The first public meeting with the newly elected Madeira Beach commissioners on Tuesday was combative after a vice mayor protocol was broken and a motion to fire the City Clerk met heated resistance from the City Manager.

  • Mayor, two new commissioners caused immediate upheaval
  • Moves to vote new vice-mayor, fire City Clerk meet resistence
  • Some residents embarassed by apparent dysfunction

“As a citizen, I’m embarrassed. I’m embarrassed by what is going-on, on this dais,” said resident John Lipa. “People are making proposals without doing their homework.”

Shortly after Mayor Maggi Black, Commissioner John Douthirt and Commissioner Nancy Oakley were sworn into office, they offended the two incumbent commissioners, Terry Lister and Nancy Hodges, by voting to make Douthirt the new vice mayor. Lister was upset the trio broke a City tradition.

“Madam Mayor, we do change vice-mayors on every election cycle and we go in order,” Lister said. “It is my turn to be vice-mayor.”

Black and Oakley said they felt Douthirt should be vice-mayor because he represents district 4, and the last commissioner to represent that district did not finish his term. Just days before the election, a judge found the process to appoint Housh Ghovaee as district 4 commissioner violated the Sunshine Law.  

“My recommendation is that Commissioner Douthirt should be the next vice mayor because the last vice mayor, Housh Ghovaee, was not able to complete his term,” Black said. “We should leave it in district 4 until the next rotation.”

“I agree with Maggi -- it was basically half way through and then it didn’t ever get completed,” Oakley said. “I think that district 4 should have that chance again with a full year going for it.”

Lister shot back at Oakley and reminded her of the protocol that has been in place for several years.

“Nancy, you know as well as I do, we do rotations,” he said. “I just want all three of you to know that what you’re doing is wrong. That’s a heck of a way to start out.”

Lack of experience?

During the campaign, Black said her lack of experience in city government set her apart from her opponent.
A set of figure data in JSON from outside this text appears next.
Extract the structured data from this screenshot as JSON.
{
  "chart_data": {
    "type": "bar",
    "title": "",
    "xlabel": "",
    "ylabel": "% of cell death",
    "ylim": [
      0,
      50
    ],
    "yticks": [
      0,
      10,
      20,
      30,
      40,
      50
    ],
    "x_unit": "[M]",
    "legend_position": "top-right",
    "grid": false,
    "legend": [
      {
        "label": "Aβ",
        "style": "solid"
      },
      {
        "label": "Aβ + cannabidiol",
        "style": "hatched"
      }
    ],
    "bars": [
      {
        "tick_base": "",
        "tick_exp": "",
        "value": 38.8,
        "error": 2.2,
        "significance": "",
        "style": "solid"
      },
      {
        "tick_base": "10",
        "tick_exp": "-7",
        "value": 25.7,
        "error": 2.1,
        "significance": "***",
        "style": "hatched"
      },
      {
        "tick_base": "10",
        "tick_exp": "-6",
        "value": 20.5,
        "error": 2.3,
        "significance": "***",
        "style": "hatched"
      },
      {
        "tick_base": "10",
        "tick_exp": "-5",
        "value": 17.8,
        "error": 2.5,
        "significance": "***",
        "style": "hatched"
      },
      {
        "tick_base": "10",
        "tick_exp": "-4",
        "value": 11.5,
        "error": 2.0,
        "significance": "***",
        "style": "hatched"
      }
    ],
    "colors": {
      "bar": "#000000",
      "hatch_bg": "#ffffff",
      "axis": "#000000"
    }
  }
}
During the first public meeting that Black had to chair, her lack of experience was glaring.

“Madam Mayor, you missed approval of the minutes,” said City Manager Shane Crawford.

“Oh, I’m sorry,” Black said. “I jumped ahead.”

The meeting got heated again when Oakley made a motion to fire City Clerk Cheryl Crawford, the City Manager’s wife.

“Based on the fact in the letter she sent me that she said that she’s going to go to school to be certified as a city clerk,” said Oakley. “I really don’t want to go through training the City Clerk and having somebody on staff with on the job training.”

Shane Crawford then asked Oakley what her back up plan was for filling the job.

“What’s the contingency plan? You guys want to have all these meetings, you want to have all this paperwork, who the hell is going to push it?” asked Crawford. “This is a witch hunt.”

Oakley said she wanted the deputy clerk to take over. Crawford pointed out that the deputy clerk is young, not certified and does not want the job.

“He’s not going to do it. You’re talking about a 22-year-old kid,” said Crawford. “We as a City can’t afford it and I’m not defending my wife, I’m defending the city clerk. She’s a good clerk, a damn good clerk.”

Black said she wasn’t comfortable having the City Manager and City Clerk be a married couple.

“I don’t know if it’s a legal issue but to me it seems like an ethical issue,” she said. “The fact that the City Clerk and the City Manager are married and reporting to the commission.”

Personal, not professional

The City Attorney said it was, in fact, both legal and ethical, but the commission could pass a nepotism law similar to other cities. The City Clerk told the commission she felt the motion to fire her was done for personal reasons.

“Don’t do this to me at every meeting. Don’t make me wait and wait and wait to see if I have a job or not,” Cheryl said. “I work at the pleasure of the board. If you do not want me working for you then do that now.”

Lister agreed it was personal and not professional.

“We have a good city clerk. We have a problem with personal and professional lives up here,” he said. “That’s what we have a problem with. They need to keep the personal off the table.”

Oakley withdrew her motion to fire the City Clerk, and asked to discuss opening up the position for applications at their next workshop meeting.

Resident reaction mixed

Some residents in attendance at the meeting were clearly unnerved by what they saw from their city's leadership.

“Six years ago, Commissioner Oakley pretty much devastated this city by running employees off,” said resident John Hendricks “First night, she’s starting it again and I hate to say it, but it looks like this city is in for a rough road.”

“I didn’t like the way things went tonight,” said  resident Ginger Toliver. “It’s obviously a stacked deck.”

Other residents, however, did voice support for the new commissioners. One woman even brought roses.

“We were dissatisfied with the way things were before,” said Debbie Weinstein.

“First time the little guy can be heard in Madeira Beach,” said Renee Krupp.